The project started coming under fire even before it was formally announced in November. Critics, among them politicians and union leaders, took issue with the generous subsidies that officials had promised Amazon in return for picking New York to host the campus. The company stood to receive more than $1.7 billion in state and city incentives over the course of several years.

Some local leaders also worried that an increased Amazon presence could potentially hurt residents. The online retail giant was planning to employ 25,000 staffers with an average salary of $150,000 at Long Island City, the former industrial area in Queens that would have hosted the campus. The concerns: An influx of tech workers might price locals out of the housing market and strain public transportation.

This heated debate would have made it challenging for Amazon to secure the necessary approvals to go ahead with the project. The company was reportedly expecting to receive the green light in 2020 at the earliest, assuming it got the permit at all.

“For Amazon, the commitment to build a new headquarters requires positive, collaborative relationships with state and local elected officials who will be supportive over the long-term,” the online retail said explained in the statement announcing the project’s cancellation.

Activists were quick to claim a victory.

“Today New York’s working class showed that big business and billionaires can’t buy our city,” the New York City chapter of the Democratic Socialists of America said in a statement. “In Queens and across New York City, ordinary people have led an unprecedented mobilization against Amazon’s plan to take billions in public money, as they crack down on unions and workers’ rights, increase deportations of our immigrant neighbors, and fuel gentrification and rising rents.”

Amazon has had more success winning over local leaders in Arlington Country, Virginia, where it’s building a second campus likewise set to employ 25,000 people.
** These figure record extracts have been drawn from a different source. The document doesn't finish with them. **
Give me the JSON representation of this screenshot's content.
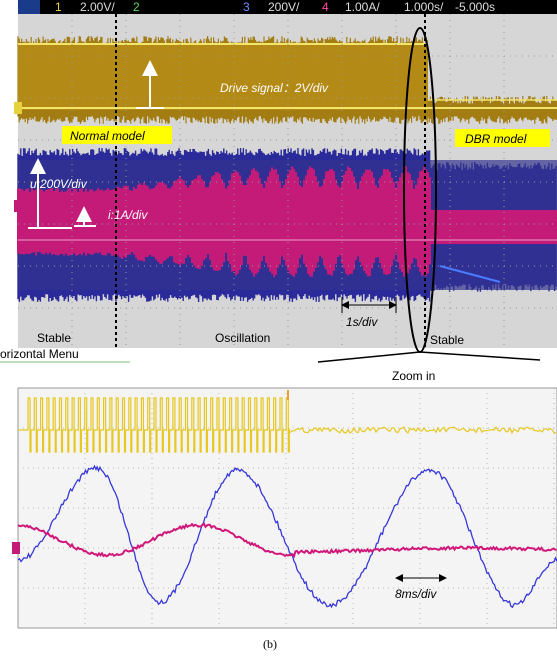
{
  "status_bar": {
    "ch1": "1",
    "ch1_scale": "2.00V/",
    "ch2": "2",
    "ch3": "3",
    "ch3_scale": "200V/",
    "ch4": "4",
    "ch4_scale": "1.00A/",
    "time_scale": "1.000s/",
    "delay": "-5.000s"
  },
  "upper_scope": {
    "drive_label": "Drive signal：2V/div",
    "normal_label": "Normal model",
    "dbr_label": "DBR model",
    "u_label": "u:200V/div",
    "i_label": "i:1A/div",
    "stable_left": "Stable",
    "oscillation": "Oscillation",
    "time_div": "1s/div",
    "stable_right": "Stable"
  },
  "menu_label": "orizontal Menu",
  "zoom_label": "Zoom in",
  "lower_scope": {
    "time_div": "8ms/div"
  },
  "caption": "(b)"
}
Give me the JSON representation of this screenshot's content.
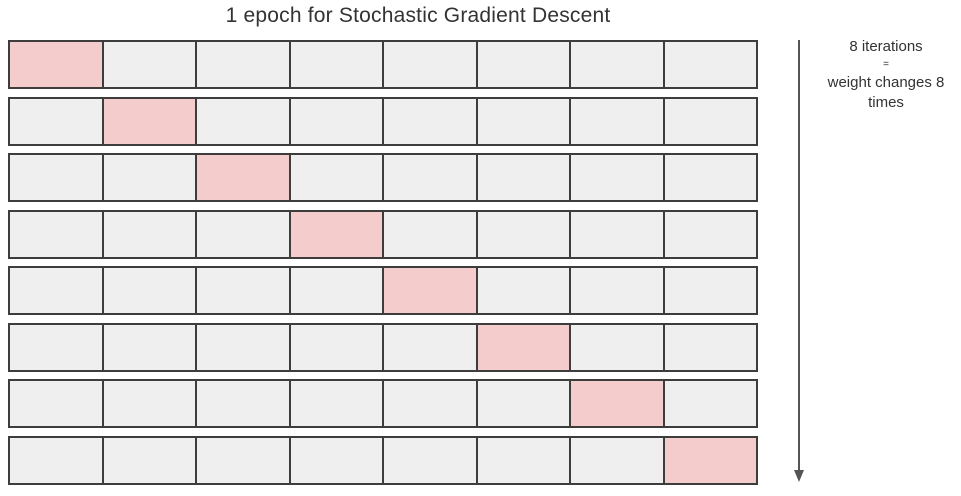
{
  "title": "1 epoch for Stochastic Gradient Descent",
  "iterations": 8,
  "batches_per_row": 8,
  "highlight_color": "#f4cccc",
  "cell_color": "#efefef",
  "note": {
    "line1": "8 iterations",
    "line2": "=",
    "line3": "weight changes 8",
    "line4": "times"
  },
  "arrow_direction": "down"
}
State legislators last month greenlighted a $750 million incentive package for the project after a mere nine minutes of debate.

Amazon is also setting up a smaller “operations center” in Nashville, Tennessee, that will have more than 5,000 staffers.

Amazon said that it doesn’t have plans to explore a replacement for the canceled Queens campus “at this point” and will instead continue its expansion by recruiting more workers at existing locations, including in New York. Amazon has grown its headcount by 20fold since 2010, to more than 600,000 employees.

Indeed, at least one observer thinks Amazon will continue hiring in New York regardless, especially as it expands its media and advertising businesses.

“Amazon’s decision to scrap its HQ2 plans for New York is a big deal because it means the potential loss of tens of thousands of new jobs to the city,” said eMarketer Principal Analyst Andrew Lipsman. “But even if New York doesn’t get the imprimatur of a second, or third, headquarters, I’d be very surprised if we don’t see the company significantly grow its presence there in the coming years. Amazon’s continued emergence as a media and advertising powerhouse will make it increasingly critical to have a strong physical presence at the nexus of these industries.”